Outpatient prescription drugs
Prescription drug plans include both stand-alone drug plans and prescription drug benefits included as part of a medical care plan. Outpatient prescription drugs dispensed during a hospital stay are covered as hospital miscellaneous charges.
Brand-name drugs. These are drugs marketed under a proprietary, trademark-protected name that once were, or still are, under patents.
Formulary drugs. These are both generic and brand-name drugs approved by the healthcare provider. They are a list of drugs compiled by health plans, third-party insurers, or governments and may be dispensed or reimbursed. Some formularies are closed (restricted) formularies where only those drug products listed are reimbursed by health plans or third-party insurers. Other formularies can be open (unrestricted) or may have restrictions limiting the use of non-formulary drugs (drugs not on the list) such as higher copayments or coinsurance. Drugs not approved by the healthcare provider are nonformulary drugs, for which plan participants receive less generous benefits, such as a higher copayment per prescription.
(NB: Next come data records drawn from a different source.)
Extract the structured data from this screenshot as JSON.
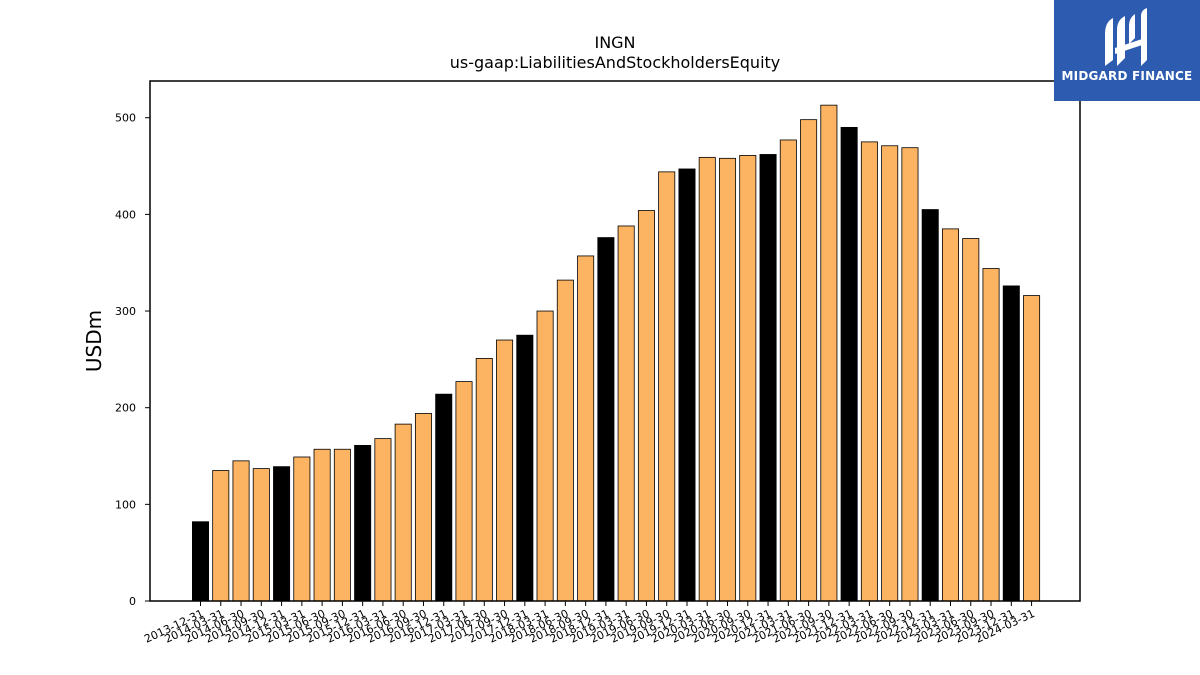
{
  "brand": {
    "name": "MIDGARD FINANCE",
    "bg_color": "#2d5bb0"
  },
  "colors": {
    "bar_fill": "#fdb462",
    "highlight_fill": "#000000",
    "edge": "#000000"
  },
  "chart_data": {
    "type": "bar",
    "title": "INGN",
    "subtitle": "us-gaap:LiabilitiesAndStockholdersEquity",
    "xlabel": "",
    "ylabel": "USDm",
    "ylim": [
      0,
      538
    ],
    "yticks": [
      0,
      100,
      200,
      300,
      400,
      500
    ],
    "grid": false,
    "categories": [
      "2013-12-31",
      "2014-03-31",
      "2014-06-30",
      "2014-09-30",
      "2014-12-31",
      "2015-03-31",
      "2015-06-30",
      "2015-09-30",
      "2015-12-31",
      "2016-03-31",
      "2016-06-30",
      "2016-09-30",
      "2016-12-31",
      "2017-03-31",
      "2017-06-30",
      "2017-09-30",
      "2017-12-31",
      "2018-03-31",
      "2018-06-30",
      "2018-09-30",
      "2018-12-31",
      "2019-03-31",
      "2019-06-30",
      "2019-09-30",
      "2019-12-31",
      "2020-03-31",
      "2020-06-30",
      "2020-09-30",
      "2020-12-31",
      "2021-03-31",
      "2021-06-30",
      "2021-09-30",
      "2021-12-31",
      "2022-03-31",
      "2022-06-30",
      "2022-09-30",
      "2022-12-31",
      "2023-03-31",
      "2023-06-30",
      "2023-09-30",
      "2023-12-31",
      "2024-03-31"
    ],
    "values": [
      82,
      135,
      145,
      137,
      139,
      149,
      157,
      157,
      161,
      168,
      183,
      194,
      214,
      227,
      251,
      270,
      275,
      300,
      332,
      357,
      376,
      388,
      404,
      444,
      447,
      459,
      458,
      461,
      462,
      477,
      498,
      513,
      490,
      475,
      471,
      469,
      405,
      385,
      375,
      344,
      326,
      316
    ],
    "highlighted_categories": [
      "2013-12-31",
      "2014-12-31",
      "2015-12-31",
      "2016-12-31",
      "2017-12-31",
      "2018-12-31",
      "2019-12-31",
      "2020-12-31",
      "2021-12-31",
      "2022-12-31",
      "2023-12-31"
    ]
  }
}
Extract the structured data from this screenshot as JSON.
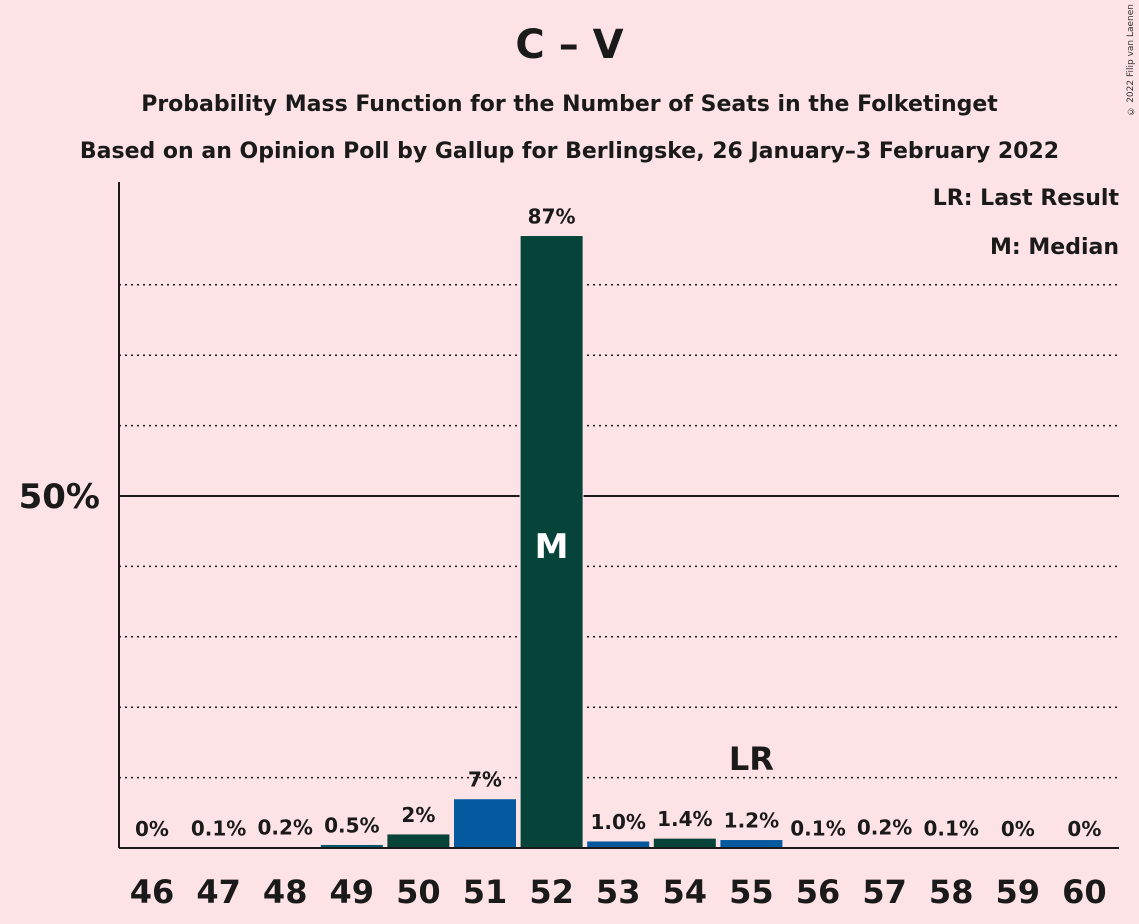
{
  "header": {
    "title": "C – V",
    "subtitle": "Probability Mass Function for the Number of Seats in the Folketinget",
    "subtitle2": "Based on an Opinion Poll by Gallup for Berlingske, 26 January–3 February 2022"
  },
  "legend": {
    "last_result": "LR: Last Result",
    "median": "M: Median"
  },
  "copyright": "© 2022 Filip van Laenen",
  "chart_data": {
    "type": "bar",
    "title": "C – V",
    "categories": [
      "46",
      "47",
      "48",
      "49",
      "50",
      "51",
      "52",
      "53",
      "54",
      "55",
      "56",
      "57",
      "58",
      "59",
      "60"
    ],
    "values": [
      0,
      0.1,
      0.2,
      0.5,
      2,
      7,
      87,
      1.0,
      1.4,
      1.2,
      0.1,
      0.2,
      0.1,
      0,
      0
    ],
    "value_labels": [
      "0%",
      "0.1%",
      "0.2%",
      "0.5%",
      "2%",
      "7%",
      "87%",
      "1.0%",
      "1.4%",
      "1.2%",
      "0.1%",
      "0.2%",
      "0.1%",
      "0%",
      "0%"
    ],
    "bar_colors": [
      "#05596e",
      "#05596e",
      "#05596e",
      "#05596e",
      "#06443a",
      "#05599e",
      "#06443a",
      "#05599e",
      "#06443a",
      "#05599e",
      "#05599e",
      "#05599e",
      "#05599e",
      "#05599e",
      "#05599e"
    ],
    "ylim": [
      0,
      95
    ],
    "y_ticks": [
      {
        "value": 50,
        "label": "50%"
      }
    ],
    "minor_gridlines": [
      10,
      20,
      30,
      40,
      60,
      70,
      80
    ],
    "median_category": "52",
    "median_marker": "M",
    "last_result_category": "55",
    "last_result_marker": "LR",
    "colors": {
      "background": "#fde3e6",
      "dark_green": "#06443a",
      "blue": "#05599e"
    }
  }
}
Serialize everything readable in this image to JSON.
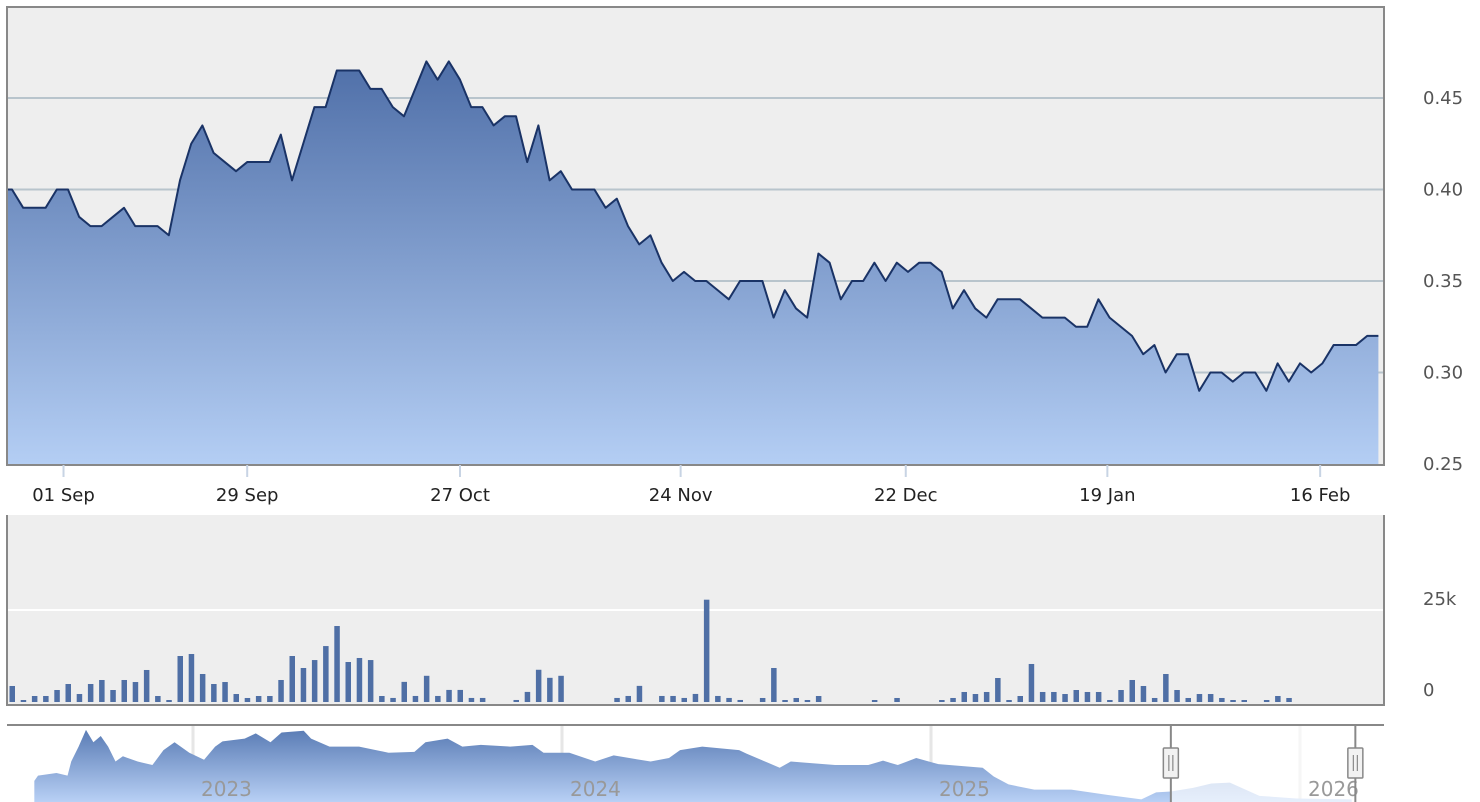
{
  "chart_data": [
    {
      "type": "area",
      "pane": "price",
      "ylim": [
        0.25,
        0.5
      ],
      "y_ticks": [
        "0.25",
        "0.30",
        "0.35",
        "0.40",
        "0.45"
      ],
      "y_tick_values": [
        0.25,
        0.3,
        0.35,
        0.4,
        0.45
      ],
      "grid": true,
      "x_ticks": [
        {
          "label": "01 Sep",
          "index": 4.6
        },
        {
          "label": "29 Sep",
          "index": 21
        },
        {
          "label": "27 Oct",
          "index": 40
        },
        {
          "label": "24 Nov",
          "index": 59.7
        },
        {
          "label": "22 Dec",
          "index": 79.8
        },
        {
          "label": "19 Jan",
          "index": 97.8
        },
        {
          "label": "16 Feb",
          "index": 116.8
        }
      ],
      "values": [
        0.4,
        0.39,
        0.39,
        0.39,
        0.4,
        0.4,
        0.385,
        0.38,
        0.38,
        0.385,
        0.39,
        0.38,
        0.38,
        0.38,
        0.375,
        0.405,
        0.425,
        0.435,
        0.42,
        0.415,
        0.41,
        0.415,
        0.415,
        0.415,
        0.43,
        0.405,
        0.425,
        0.445,
        0.445,
        0.465,
        0.465,
        0.465,
        0.455,
        0.455,
        0.445,
        0.44,
        0.455,
        0.47,
        0.46,
        0.47,
        0.46,
        0.445,
        0.445,
        0.435,
        0.44,
        0.44,
        0.415,
        0.435,
        0.405,
        0.41,
        0.4,
        0.4,
        0.4,
        0.39,
        0.395,
        0.38,
        0.37,
        0.375,
        0.36,
        0.35,
        0.355,
        0.35,
        0.35,
        0.345,
        0.34,
        0.35,
        0.35,
        0.35,
        0.33,
        0.345,
        0.335,
        0.33,
        0.365,
        0.36,
        0.34,
        0.35,
        0.35,
        0.36,
        0.35,
        0.36,
        0.355,
        0.36,
        0.36,
        0.355,
        0.335,
        0.345,
        0.335,
        0.33,
        0.34,
        0.34,
        0.34,
        0.335,
        0.33,
        0.33,
        0.33,
        0.325,
        0.325,
        0.34,
        0.33,
        0.325,
        0.32,
        0.31,
        0.315,
        0.3,
        0.31,
        0.31,
        0.29,
        0.3,
        0.3,
        0.295,
        0.3,
        0.3,
        0.29,
        0.305,
        0.295,
        0.305,
        0.3,
        0.305,
        0.315,
        0.315,
        0.315,
        0.32,
        0.32
      ],
      "colors": {
        "line": "#1a3366",
        "fill_top": "#4f6fa8",
        "fill_bottom": "#b4cef4",
        "plot_bg": "#eeeeee",
        "grid": "#b8c4cc"
      }
    },
    {
      "type": "bar",
      "pane": "volume",
      "ylim": [
        0,
        30000
      ],
      "y_ticks": [
        "0",
        "25k"
      ],
      "y_tick_values": [
        0,
        25000
      ],
      "grid": true,
      "values": [
        4350,
        540,
        1630,
        1630,
        3260,
        4890,
        2170,
        4890,
        5980,
        3260,
        5980,
        5430,
        8700,
        1630,
        540,
        12500,
        13040,
        7610,
        4890,
        5430,
        2170,
        1090,
        1630,
        1630,
        5980,
        12500,
        9240,
        11400,
        15200,
        20650,
        10870,
        11960,
        11400,
        1630,
        1100,
        5470,
        1640,
        7120,
        1640,
        3280,
        3280,
        1100,
        1100,
        0,
        0,
        550,
        2740,
        8760,
        6570,
        7120,
        0,
        0,
        0,
        0,
        1100,
        1640,
        4380,
        0,
        1640,
        1640,
        1100,
        2190,
        27800,
        1640,
        1100,
        550,
        0,
        1090,
        9240,
        540,
        1090,
        540,
        1630,
        0,
        0,
        0,
        0,
        540,
        0,
        1090,
        0,
        0,
        0,
        540,
        1090,
        2720,
        2170,
        2720,
        6520,
        540,
        1630,
        10330,
        2720,
        2720,
        2170,
        3260,
        2720,
        2720,
        540,
        3260,
        5980,
        4350,
        1090,
        7610,
        3260,
        1090,
        2170,
        2170,
        1090,
        540,
        540,
        0,
        540,
        1630,
        1090,
        0,
        0,
        0,
        0,
        0,
        0,
        0,
        0
      ],
      "colors": {
        "bar": "#4f6fa5"
      }
    },
    {
      "type": "area",
      "pane": "navigator",
      "x_ticks": [
        "2023",
        "2024",
        "2025",
        "2026"
      ],
      "x_tick_values": [
        2023,
        2024,
        2025,
        2026
      ],
      "selected_range": [
        2025.65,
        2026.15
      ],
      "points": [
        [
          2022.57,
          0.49
        ],
        [
          2022.58,
          0.55
        ],
        [
          2022.63,
          0.58
        ],
        [
          2022.66,
          0.55
        ],
        [
          2022.67,
          0.71
        ],
        [
          2022.69,
          0.88
        ],
        [
          2022.71,
          1.07
        ],
        [
          2022.73,
          0.93
        ],
        [
          2022.75,
          1.0
        ],
        [
          2022.77,
          0.88
        ],
        [
          2022.79,
          0.71
        ],
        [
          2022.81,
          0.77
        ],
        [
          2022.85,
          0.71
        ],
        [
          2022.89,
          0.67
        ],
        [
          2022.92,
          0.84
        ],
        [
          2022.95,
          0.93
        ],
        [
          2022.99,
          0.81
        ],
        [
          2023.03,
          0.73
        ],
        [
          2023.06,
          0.88
        ],
        [
          2023.08,
          0.94
        ],
        [
          2023.14,
          0.97
        ],
        [
          2023.17,
          1.03
        ],
        [
          2023.21,
          0.93
        ],
        [
          2023.24,
          1.04
        ],
        [
          2023.3,
          1.06
        ],
        [
          2023.32,
          0.97
        ],
        [
          2023.37,
          0.88
        ],
        [
          2023.45,
          0.88
        ],
        [
          2023.53,
          0.81
        ],
        [
          2023.6,
          0.82
        ],
        [
          2023.63,
          0.93
        ],
        [
          2023.69,
          0.97
        ],
        [
          2023.73,
          0.88
        ],
        [
          2023.78,
          0.9
        ],
        [
          2023.86,
          0.88
        ],
        [
          2023.92,
          0.9
        ],
        [
          2023.95,
          0.81
        ],
        [
          2024.02,
          0.81
        ],
        [
          2024.09,
          0.71
        ],
        [
          2024.14,
          0.78
        ],
        [
          2024.24,
          0.71
        ],
        [
          2024.29,
          0.75
        ],
        [
          2024.32,
          0.84
        ],
        [
          2024.38,
          0.88
        ],
        [
          2024.48,
          0.84
        ],
        [
          2024.5,
          0.8
        ],
        [
          2024.59,
          0.64
        ],
        [
          2024.62,
          0.71
        ],
        [
          2024.74,
          0.67
        ],
        [
          2024.83,
          0.67
        ],
        [
          2024.87,
          0.72
        ],
        [
          2024.91,
          0.67
        ],
        [
          2024.96,
          0.75
        ],
        [
          2025.02,
          0.68
        ],
        [
          2025.14,
          0.64
        ],
        [
          2025.17,
          0.54
        ],
        [
          2025.21,
          0.45
        ],
        [
          2025.28,
          0.39
        ],
        [
          2025.38,
          0.39
        ],
        [
          2025.48,
          0.33
        ],
        [
          2025.57,
          0.28
        ],
        [
          2025.61,
          0.36
        ],
        [
          2025.65,
          0.37
        ],
        [
          2025.71,
          0.41
        ],
        [
          2025.76,
          0.46
        ],
        [
          2025.81,
          0.47
        ],
        [
          2025.89,
          0.32
        ],
        [
          2025.99,
          0.29
        ],
        [
          2026.14,
          0.28
        ]
      ],
      "colors": {
        "fill_top": "#5a7cb5",
        "fill_bottom": "#b8d0f5",
        "mask": "#ffffff",
        "handle": "#f2f2f2"
      }
    }
  ]
}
Generic drugs. These are drugs that are not under any patents and are comparable to a brand/reference listed drug products in dosage form, strength, route of administration, quality and performance characteristics, and intended use. Generic drugs are usually cheaper than brand name drugs and most plans provide more generous coverage for generic drugs than for brand name drugs as a cost containment measure.
Mail-order drugs. These are drugs that can be ordered through the mail. As a cost containment measure, some plans use mail-order pharmacies that typically provide a 3-month supply of maintenance drugs.